L’influencer per la tua azienda? Lo sceglie l’AI. Parola di Buzzoole

"Oggi la sfida è innovarsi continuamente, ascoltando il mercato che cambia in continuazione". E Buzzoole, scaleup napoletana, la vince con l'influencer marketing

Il mercato dell’influencer marketing sta vivendo un vero e proprio boom anche in Italia, con una crescita a doppia cifra e un valore stimato nel 2019 che sfiora i 250 milioni di euro (fonte: Publicis Media 2019). Con 20 milioni di italiani che seguono almeno un influencer e l’85% di loro che dichiara di considerare i consigli di questi “opinion leader” quando deve comprare un prodotto, non stupisce che sempre più aziende si affidino all’influencer marketing. Ma come scegliere il testimonial giusto per il prodotto che si vuole lanciare? Buzzoole, innovativa azienda con base a Napoli, ha applicato l’intelligenza artificiale al settore dell’influencer marketing proprio per rispondere a questo quesito. Ne parliamo con il co-fondatore e CTO dell’impresa, Gennaro Varriale. 

Come funziona l’intelligenza artificiale applicata all’influencer marketing? 
“L’intelligenza artificiale è un termine un po’ abusato, spesso viene adoperato proprio per cavalcare l’onda del marketing. In realtà tutto parte dai dati, perché mai come in questo campo l’informazione è potere. Noi abbiamo un vastissimo database che contiene anche i dati non pubblici messi a disposizione proprio dagli influencer. Questi dati, che tecnicamente si chiamano first party data, riportano i post, le interazioni, le visualizzazioni e l’engagement ottenuto dagli influencer. I nostri algoritmi, tra le altre cose, ci permettono di capire la qualità dei contenuti, come si sono ottenuti i follower e se questi sono veri (perché esistono anche metodi per barare sui follower). Infine, riusciamo a definire la brand affinity per capire qual è l’influencer più adatto per una determinata azienda. E se orientare la scelta su un macro influencer (grandi nomi famosi) o un micro influencer (personaggi meno famosi ma molto noti in determinati settori o nicchie)”. 

Eppure nonostante la crescita del mercato, alcuni grandi player che erano stati precursori nell’utilizzo e nel coinvolgimento degli influencer hanno deciso di rinunciare a questo tipo di marketing…
“È vero e credo che questo sia dovuto a un vecchio approccio all’influencer marketing. Banalmente un’azienda non può considerare soltanto quanti follower ha un determinato personaggio, ma deve valutare un vasto ventaglio di fattori. Altrimenti la campagna rischia di fallire”. 

E come si fa a sapere se la campagna è riuscita? 
“Il nostro sistema funziona per KPI (Key Performance Indicators) e su metriche misurabili. L’azienda ha a disposizione dei report e può sapere il ROI (Return On Investment). In questo modo non soltanto sa quanto ha speso, ma anche quanto la sua campagna è stata efficace”.  
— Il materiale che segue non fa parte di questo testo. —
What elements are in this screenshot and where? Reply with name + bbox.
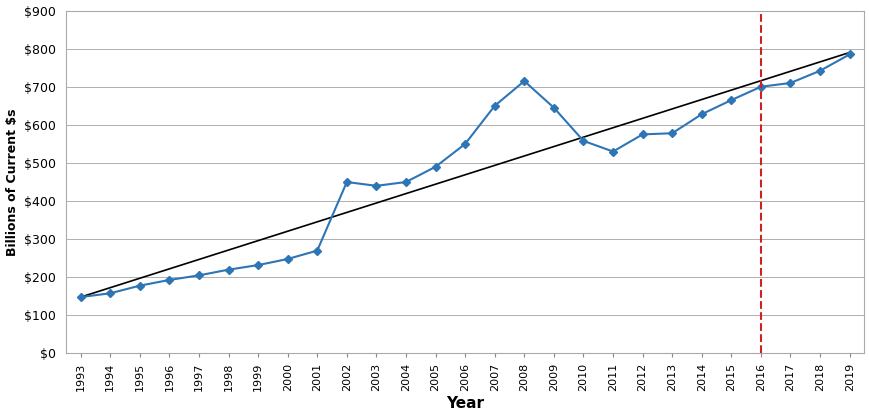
Y-axis label: Billions of Current $s: Billions of Current $s: [5, 108, 18, 256]
X-axis label: Year: Year: [446, 397, 483, 412]
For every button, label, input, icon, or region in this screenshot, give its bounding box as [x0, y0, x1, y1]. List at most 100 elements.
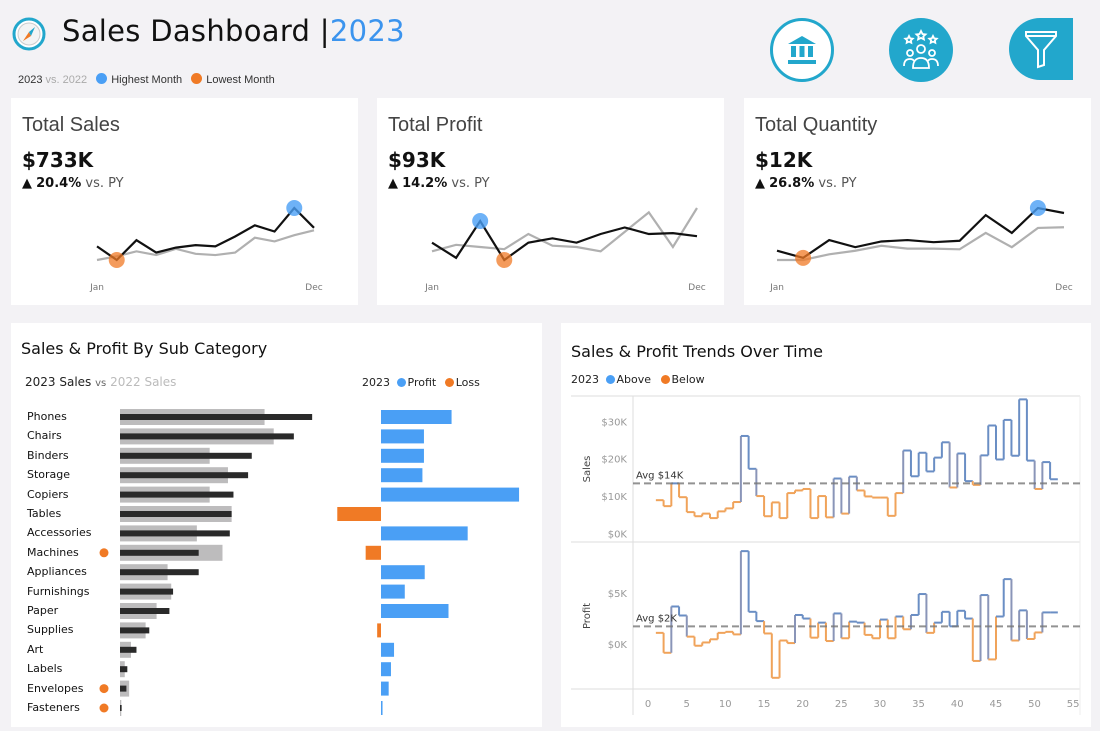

Siete nata come start up, ma adesso siete un’azienda solida nella cosiddetta fase di Scale up, ovvero di consolidamento del mercato e inizio di internazionalizzazione, quali sono le difficoltà? 
“Abbiamo iniziato in due, adesso siamo cinquanta. La difficoltà al principio era far capire cosa facevamo, perché quando abbiamo iniziato si trattava di un mercato ai primordi. Tuttavia, anche lì i dati e le metriche ci hanno aiutato a far comprendere agli investitori il valore del nostro business. Oggi la sfida è innovarsi continuamente, ascoltando il mercato che cambia in continuazione. Direi che un aiuto da parte delle istituzioni per le aziende come le nostre potrebbe arrivare nel processo di internazionalizzazione. Avere un supporto rispetto a questo tema sarebbe importante”. 

Siete nati a Napoli, il Sud è un buon terreno per le start up? 
“Direi di sì. Credo che Napoli abbia le stesse difficoltà per le startup di tante città italiane. E le dirò di più, forse la pandemia aiuterà la città da questo punto di vista. Molti giovani sono infatti tornati e tra questi anche molti cervelli in fuga. Se la città riuscirà a tenerseli, potrà facilmente diventare un hub di innovazione tecnologica”.